Try leaving the tank fuel valve open when parked and see if you can see a fuel leak. I suspect that when you shut off tank valve, some fuel drains or leaks out and air enters your system. Thats what you take care of when you bleed the pumps. Or, pressurize the tank, old piece of inner tube with valve stem and hose clamp, and see if you have a leak. Could be fuel transfer pump leaking into crankcase???
Bill Walter
Thanks Bill.
I will definitely try leaving the valve open.
The transfer pump is the ONE item I didn't dismantle and go through, and since fuel pressure is always at max I assumed it was ok. On the other hand I have not noticed oil level rising on dipstick of main either.

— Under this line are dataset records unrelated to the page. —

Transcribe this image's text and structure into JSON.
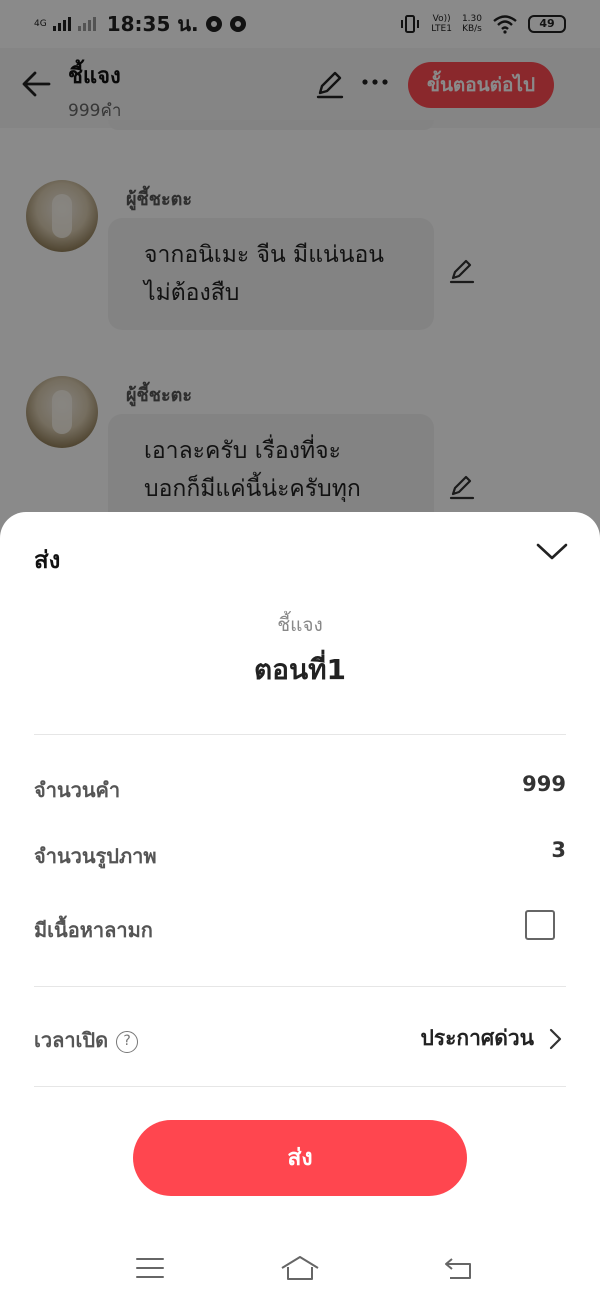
{
  "status_bar": {
    "network": "4G",
    "time": "18:35 น.",
    "volte": "Vo))",
    "lte": "LTE1",
    "speed_value": "1.30",
    "speed_unit": "KB/s",
    "battery": "49"
  },
  "header": {
    "title": "ชี้แจง",
    "subtitle": "999คำ",
    "next_button": "ขั้นตอนต่อไป"
  },
  "messages": [
    {
      "sender": "ผู้ชี้ชะตะ",
      "text_lines": [
        "จากอนิเมะ จีน มีแน่นอน",
        "ไม่ต้องสืบ"
      ]
    },
    {
      "sender": "ผู้ชี้ชะตะ",
      "text_lines": [
        "เอาละครับ เรื่องที่จะ",
        "บอกก็มีแค่นี้น่ะครับทุก"
      ]
    }
  ],
  "sheet": {
    "title": "ส่ง",
    "story_name": "ชี้แจง",
    "chapter_name": "ตอนที่1",
    "word_count_label": "จำนวนคำ",
    "word_count_value": "999",
    "image_count_label": "จำนวนรูปภาพ",
    "image_count_value": "3",
    "adult_label": "มีเนื้อหาลามก",
    "adult_checked": false,
    "open_time_label": "เวลาเปิด",
    "help_symbol": "?",
    "open_time_value": "ประกาศด่วน",
    "send_button": "ส่ง"
  },
  "colors": {
    "accent": "#ff464f",
    "overlay": "rgba(0,0,0,0.46)"
  }
}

I thought one time I saw a little diesel fuel at bottom of transfer pump where end cap bolts onto pump body with 6 or 8 bolts.
Probably fired this machine up 20 times before this situation showed up. Again, seems related to fuel tank level but that doesn't make sense to me.
One way to check is disconnect and cap off all but one fuel injection pump. (3/8" JIC caps). Hook up one of those hand vacuum pumps with the fuel valve turned off at the tank. If it will hold reasonable vacuum the problem is most likely at the injectors. I'd be suspect of those old brass fuel shut off valves, they are not exactly bubble tight.
Thanks OM.
All 4 injector nozzles are new.
Both brass valves at bottom of tank sweat a little fuel. I just assumed it was weeping past the packings and not a real big issue. Could this be my problem?
I think you will get more milage out of pressurizing the tank than pulling a vacuum on the fuel system. It's hard to detect a tiny vacuum leak, but relatively simpoe to see a fuel seep.
I would suspect a leak some where high on the tractor, so it's above the fuel level when the engine is shut down. Or could be it's a leak that lets fuel as well as air in.
It's quite possible that you would not have to bleed it if you left the fuel valve on..............but that could lead to other problems since it seems to have a leak somewhere.
I investigated closely today and the piece of copper tubing that makes up onto shutoff valve was not real tight. Someone put a short piece of copper tubing onto shutoff valve, then a short piece of hose goes from that to the long line that runs to primary.
I had replaced hose and clamps and made sure that was good a long time ago, but the copper tubing has a rubber compression fitting where it makes up to shutoff instead of a copper ferrule, which I prefer. Maybe that will fix it, if not it needs doing anyway.
Was the original a 1 piece steel line?
Original line was steel....3/8" hydraulic hose and some fittings makes a nice replacement unless you are going for show.
Original line had silver soldered ferrules. The rubber seal is a cobble fix.
Put the correct fuel line on. Its drawing air into the system.